A mudança climática cria incentivos agudos para a cooperação entre rivais geopolíticos, especialmente os dois maiores emissores de carbono do mundo: China e Estados Unidos. Apesar da deterioração nas relações sino-americanas por volta de 2010, o presidente Barack Obama fechou um acordo de emissões com o presidente chinês Xi Jinping em novembro de 2014, que foi o prelúdio essencial para o acordo climático de Paris no ano seguinte. No entanto, mesmo este momento de cooperação EUA-China não pôde transcender a geopolítica. No mesmo ano, Xi também chegou a um acordo com Putin para construir o gasoduto Power of Siberia. Foi inaugurado em 2019 e é o primeiro a levar gás para o leste da Ásia, em vez do oeste para a Europa. Para a China, isso é pelo menos tão importante quanto uma acomodação com Washington DC sobre o clima.
Os estados estão competindo para fabricar infraestrutura de energia verde, como painéis solares e turbinas eólicas, e para produzir veículos elétricos em massa. Em maio de 2015, o Partido Comunista Chinês anunciou um plano – Made in China 2025 – para transformar o país em uma superpotência de fabricação de alta tecnologia, incluindo veículos elétricos, e garantir que produza 70% dos principais recursos necessários. A guerra comercial e tecnológica do ex-presidente dos EUA, Donald Trump, com Pequim foi principalmente uma resposta a essa ambição chinesa e ganhou apoio entre os partidos.

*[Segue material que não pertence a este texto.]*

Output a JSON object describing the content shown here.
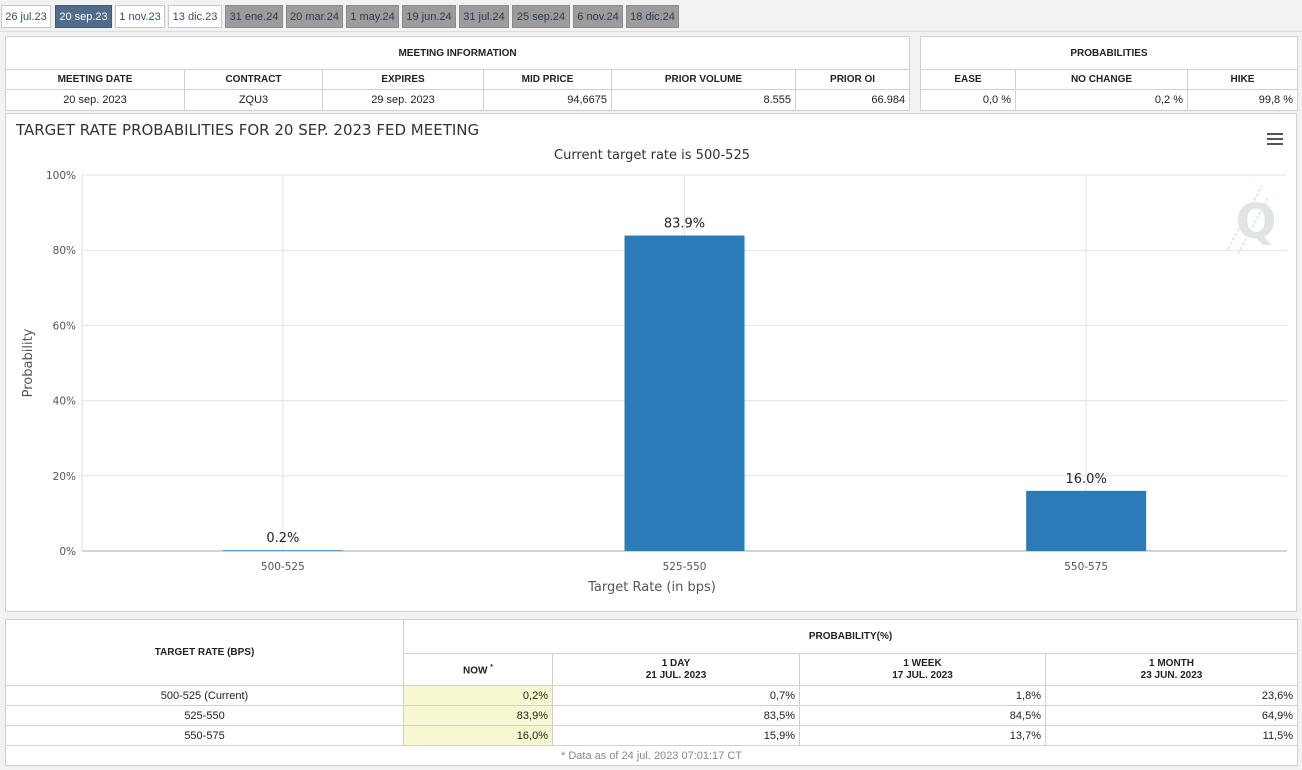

Há um medo discernível em Washington DC de que uma era de energia verde será a era da China. A infraestrutura de energias renováveis depende fortemente de minerais de terras raras, cuja produção a China domina quase inteiramente. Deng Xiaoping, ex-líder do Partido Comunista Chinês, uma vez brincou: “O Oriente Médio tem petróleo e a China tem terras raras”. Na última década, a China também se dispôs a usar esse controle como arma geopolítica, impondo uma proibição de exportação de todas as terras raras para o Japão em 2010, após um conflito sobre uma traineira de pesca no Mar da China Oriental. Para os Estados Unidos, recuperar o atraso na criação de uma indústria doméstica em torno da extração de 'metais tecnológicos' tornou-se um imperativo nacional.
Muito simplesmente, não há como os governos - ou os estudiosos que procuram aconselhá-los - possam levar a sério a transição energética sem ter uma estratégia realista para os problemas que a história nos diz que surgirão como a geopolítica de fontes de energia antigas e novas e tecnologias se combinam. A menos que essas dificuldades sejam enfrentadas – por cidadãos como consumidores de energia, por cientistas e cientistas sociais, bem como por governos – elas se tornarão cada vez mais difíceis.